FDR and the Seahawk Super-Concentration FactorI’m going to name this commentary after a fellow poster whose response this morning led me to an interesting hypothesis. As we might all suspect, the total number of shareholders in a new company should rise over time, other things being equal. More people hear about a stock and buy in, while more insiders divest gradually themselves of shares as the company grows. A neutral phenomenon.
In the case of FDR, let us assume there were 100 shareholders a year ago when the trading halt was lifted, 300 by December, and 1000 today – hopefully including lots of junior staff through those new RSUs. All reasonable guesses.

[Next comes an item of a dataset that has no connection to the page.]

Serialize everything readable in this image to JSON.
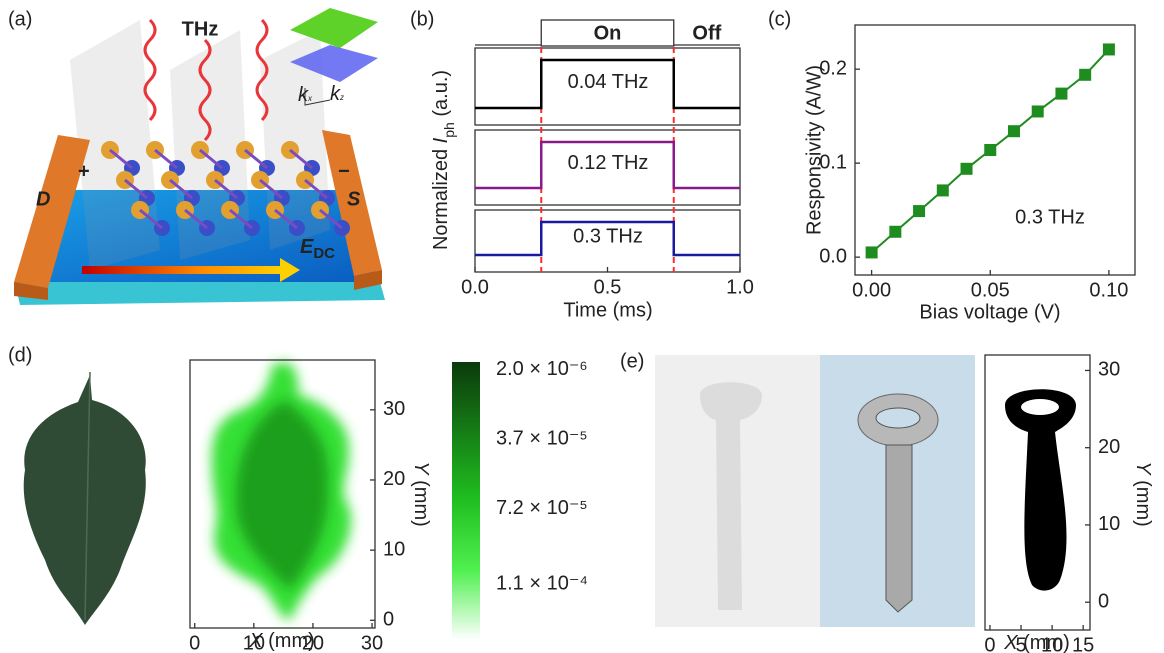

But whereas there is all-too-often something sinister to be read into a company which goes public so the insiders can rapidly distribute their shares at lofty valuations to an unsuspecting public, what about the reverse situation? A company goes public to raise money, yet the concentration of ownership by the 50 largest shareholders actually goes *up* over time?
I have no way of knowing whether this is happening with FDR, but if so, it may be a new kind of bullish signal. Services tracking listed company insider buying and selling have been around for a while. And institutional holdings totals. But I’ve never heard of one bothering to track whether big shareholder concentration was rising or falling. Probably because it so rarely rises.
Yes, I know, management granting themselves options or RSUs shouldn’t really be included in such calculations. Yet even without counting those new shares and options, FDR is probably seeing a rising top-50 ownership concentration. Seahawk, NextLeg, myself, and who knows how many other early shareholders have increased their positions since first coming onboard.
And the large shareholders are likely the ones most familiar with details of the story, therefore most comfortable buying more shares. And the ones most likely to have the cash to do so.
If I had to estimate the % ownership by the Top 50 today, it would be somewhere around 60 or 65%. This would include institutions, who absolutely fit that description above. As of the last few months, the level of concentration is probably rising.
At some point, maybe around the $5.00 mark, this indicator may finally reverse trend. General guidelines will compel enough casual shareholders to exit. There is nothing wrong with taking profits and/or trying to ride for free. For most stocks. (We hard-core Founders owners think a little differently: buyout here we come!)
Meantime, who knows how much more stock the long-time, deep pocketed FDR shareholders might snap up? We may be on the verge of a serious drought of offers. It was already showing on the full order book Monday afternoon – maybe only 100,000 shares visibly offered up to $2.50. Some were icebergs, to be sure, but prudent accumulators shouldn’t count on that.
If you are not yet done building your position, then perhaps best to make your move soon. “Don’t delay – or you’ll be forced to pay”... through the nose.
For those who have as much as they want, time to sit back and enjoy the show.